I’ve always been painfully, sweetly naive. Sometimes foolish, sometimes narrowly averting danger. In my teens, I would get into cars driven by almost-strangers; in my twenties, I stepped into a Native American man’s van because he told me he was going to “check my spirit.” I’d like to think that in my better naive-moments, I am filled with hope, with a kind of light reserved for people who dream of endless possibilities in the world.
I must’ve been about eight, and walking, as I liked to, around a lake a few miles from my home. I was listening to the crisp crackle of leaves beneath my feet, shuddering in the chill of early fall, and ambling along dreamily when I spotted a walnut-sized, pale yellow egg a few feet from the water’s silvery edge.

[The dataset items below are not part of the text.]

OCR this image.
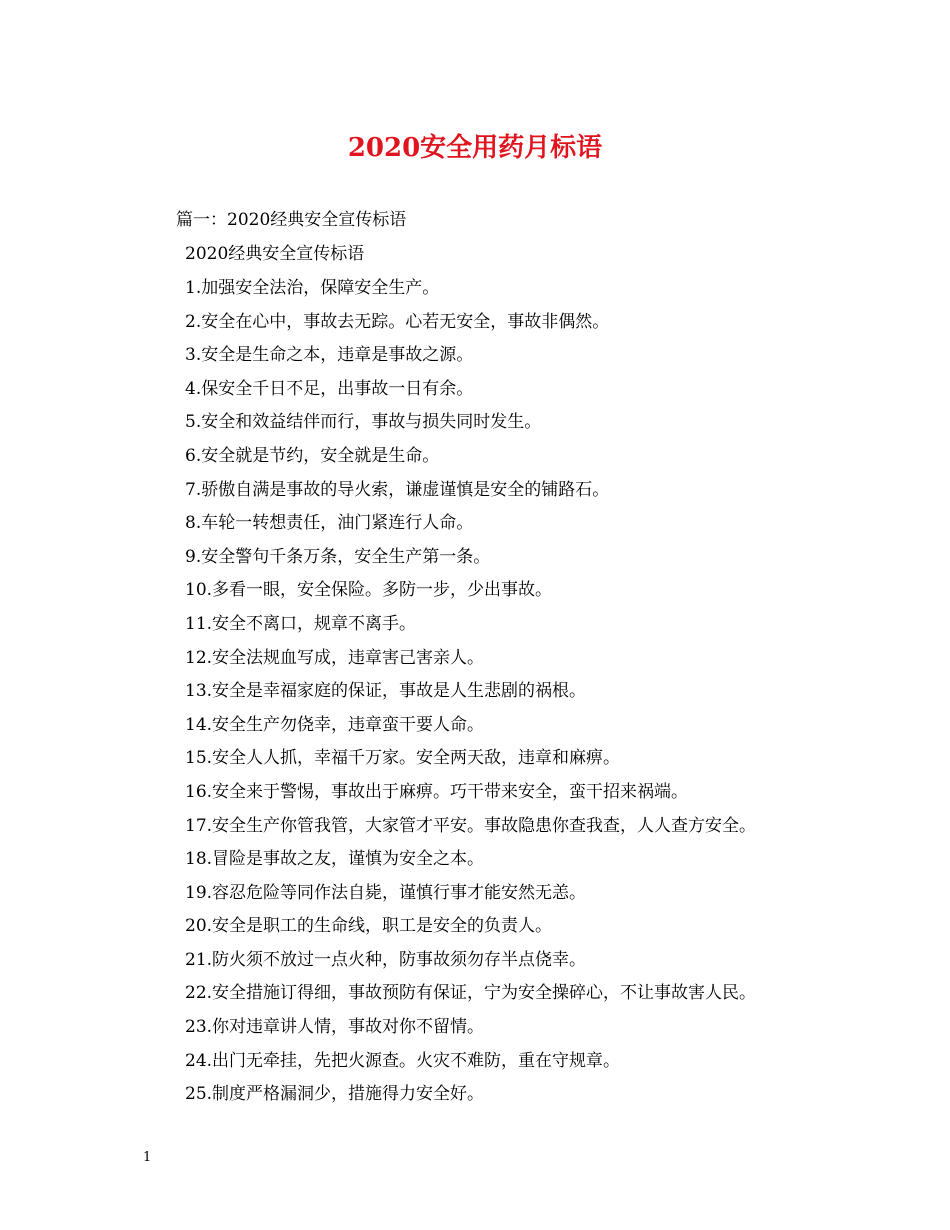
2020安全用药月标语
篇一：2020经典安全宣传标语
2020经典安全宣传标语
1.加强安全法治，保障安全生产。
2.安全在心中，事故去无踪。心若无安全，事故非偶然。
3.安全是生命之本，违章是事故之源。
4.保安全千日不足，出事故一日有余。
5.安全和效益结伴而行，事故与损失同时发生。
6.安全就是节约，安全就是生命。
7.骄傲自满是事故的导火索，谦虚谨慎是安全的铺路石。
8.车轮一转想责任，油门紧连行人命。
9.安全警句千条万条，安全生产第一条。
10.多看一眼，安全保险。多防一步，少出事故。
11.安全不离口，规章不离手。
12.安全法规血写成，违章害己害亲人。
13.安全是幸福家庭的保证，事故是人生悲剧的祸根。
14.安全生产勿侥幸，违章蛮干要人命。
15.安全人人抓，幸福千万家。安全两天敌，违章和麻痹。
16.安全来于警惕，事故出于麻痹。巧干带来安全，蛮干招来祸端。
17.安全生产你管我管，大家管才平安。事故隐患你查我查，人人查方安全。
18.冒险是事故之友，谨慎为安全之本。
19.容忍危险等同作法自毙，谨慎行事才能安然无恙。
20.安全是职工的生命线，职工是安全的负责人。
21.防火须不放过一点火种，防事故须勿存半点侥幸。
22.安全措施订得细，事故预防有保证，宁为安全操碎心，不让事故害人民。
23.你对违章讲人情，事故对你不留情。
24.出门无牵挂，先把火源查。火灾不难防，重在守规章。
25.制度严格漏洞少，措施得力安全好。
1
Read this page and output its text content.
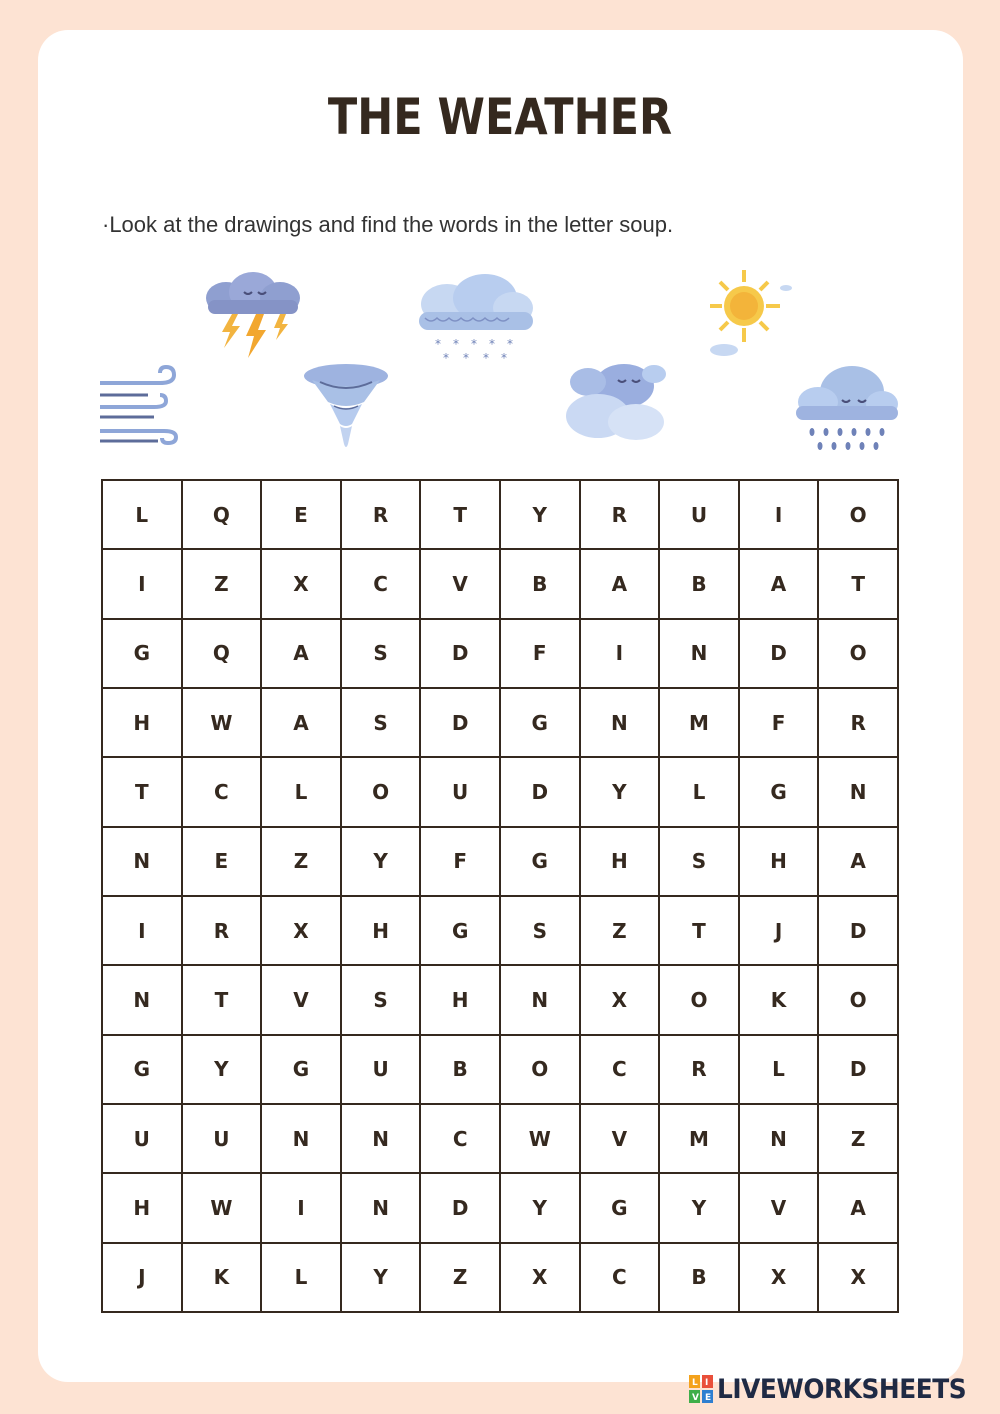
THE WEATHER
·Look at the drawings and find the words in the letter soup.
* * * * *
* * * *
L	Q	E	R	T	Y	R	U	I	O
I	Z	X	C	V	B	A	B	A	T
G	Q	A	S	D	F	I	N	D	O
H	W	A	S	D	G	N	M	F	R
T	C	L	O	U	D	Y	L	G	N
N	E	Z	Y	F	G	H	S	H	A
I	R	X	H	G	S	Z	T	J	D
N	T	V	S	H	N	X	O	K	O
G	Y	G	U	B	O	C	R	L	D
U	U	N	N	C	W	V	M	N	Z
H	W	I	N	D	Y	G	Y	V	A
J	K	L	Y	Z	X	C	B	X	X
L I
V E LIVEWORKSHEETS
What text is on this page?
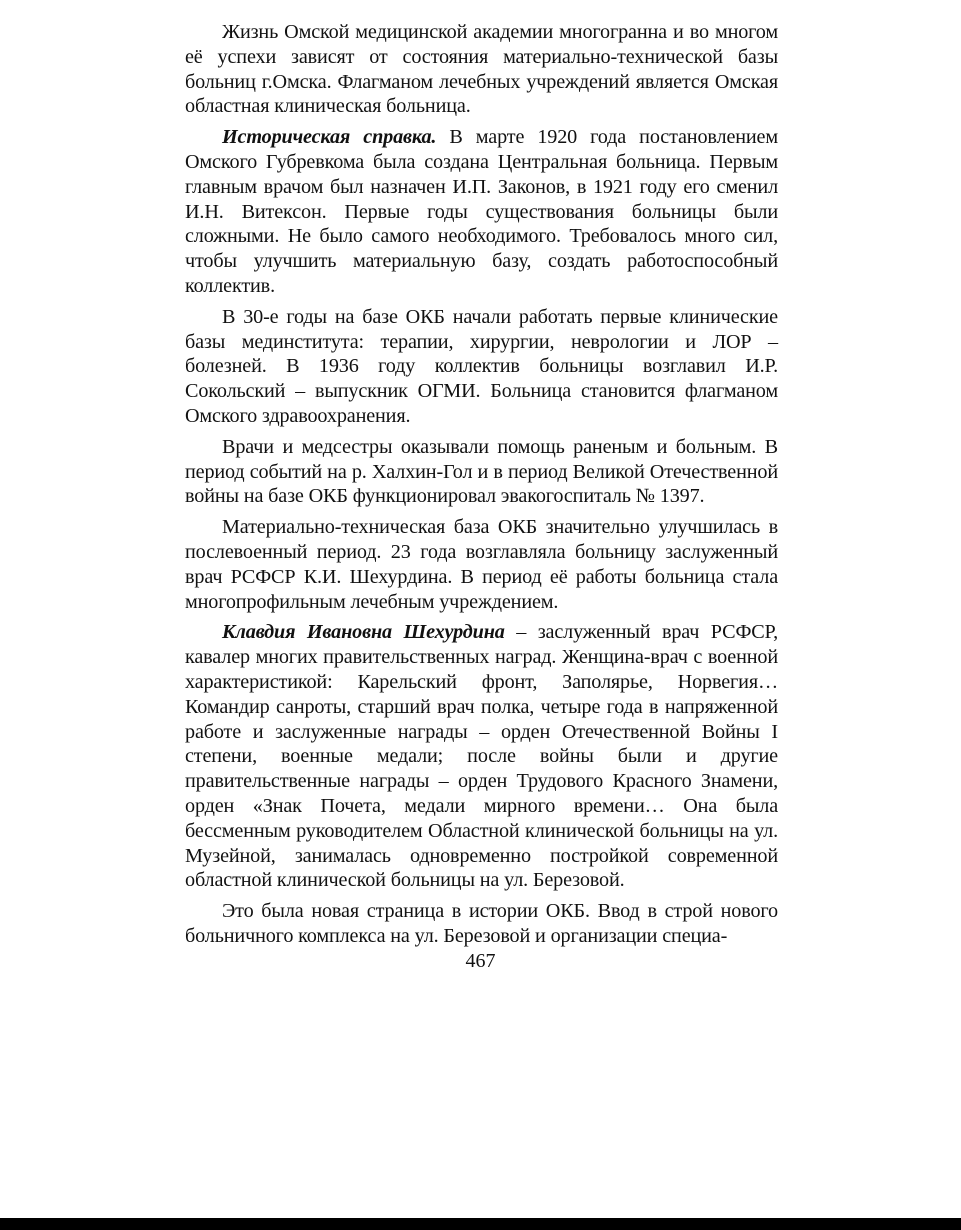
Жизнь Омской медицинской академии многогранна и во многом её успехи зависят от состояния материально-технической базы больниц г.Омска. Флагманом лечебных учреждений является Омская областная клиническая больница.

Историческая справка. В марте 1920 года постановлением Омского Губревкома была создана Центральная больница. Первым главным врачом был назначен И.П. Законов, в 1921 году его сменил И.Н. Витексон. Первые годы существования больницы были сложными. Не было самого необходимого. Требовалось много сил, чтобы улучшить материальную базу, создать работоспособный коллектив.

В 30-е годы на базе ОКБ начали работать первые клинические базы мединститута: терапии, хирургии, неврологии и ЛОР – болезней. В 1936 году коллектив больницы возглавил И.Р. Сокольский – выпускник ОГМИ. Больница становится флагманом Омского здравоохранения.

Врачи и медсестры оказывали помощь раненым и больным. В период событий на р. Халхин-Гол и в период Великой Отечественной войны на базе ОКБ функционировал эвакогоспиталь № 1397.

Материально-техническая база ОКБ значительно улучшилась в послевоенный период. 23 года возглавляла больницу заслуженный врач РСФСР К.И. Шехурдина. В период её работы больница стала многопрофильным лечебным учреждением.

Клавдия Ивановна Шехурдина – заслуженный врач РСФСР, кавалер многих правительственных наград. Женщина-врач с военной характеристикой: Карельский фронт, Заполярье, Норвегия… Командир санроты, старший врач полка, четыре года в напряженной работе и заслуженные награды – орден Отечественной Войны I степени, военные медали; после войны были и другие правительственные награды – орден Трудового Красного Знамени, орден «Знак Почета, медали мирного времени… Она была бессменным руководителем Областной клинической больницы на ул. Музейной, занималась одновременно постройкой современной областной клинической больницы на ул. Березовой.

Это была новая страница в истории ОКБ. Ввод в строй нового больничного комплекса на ул. Березовой и организации специа-

467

I slipped it into my hoodie pocket, heart beating furiously, wildly. I imagined the baby chick fluffy yellow and impossibly alone, sleeping and waiting to crack its shell. Without me, its would have emerged into the world, motherless and bewildered. Without me, it surely would die.
At home, I nestled the egg into a shoe box filled with strips of paper. My sisters snickered and elbowed each other as they watched me angle my desk lamp so that it would beat warmth down on the egg. And I waited. Hours. Days. Weeks. I held the egg in my grubby hands, willing it to live, to gather its courage and peck its way into the world that was my bedroom, pink and frilly and waiting for its yellow adorableness. Finally my mother, armed with her trusty sidekick, the broom, a saint of cleaning and domestic witch extraordinaire, sidled up beside me as I sat at my desk, cradling the little egg in my little palm. “You know,” she began.
“It’s not alive, is it?” In my voice was the flat, toneless quality of those who admit they’ve failed.
“Well, it’s possible that it was never alive to begin with. That it was never a chick….just an egg. Like the kind we eat for breakfast.”
I nodded as she stroked my arm, pushing the hairs back and forth.
Later that day I placed the egg under a pine tree in our side yard, back out in the sunshine and wind. I had been a surrogate mother for a brief few weeks to an egg-chick or not-and had loved and cared for it. It was love that placed it into my hand, and love that made me stoop down, gaze at it once more, wondering, and walk away.

1 response so far ↓
Jamye // February 13, 2012 at 06:22 |
Erin, What a sweet story. Beautiful description. And the reference to your mother’s “trusty sidekick, the broom,” made me laugh. So glad to see you and Jen pressing on and writing.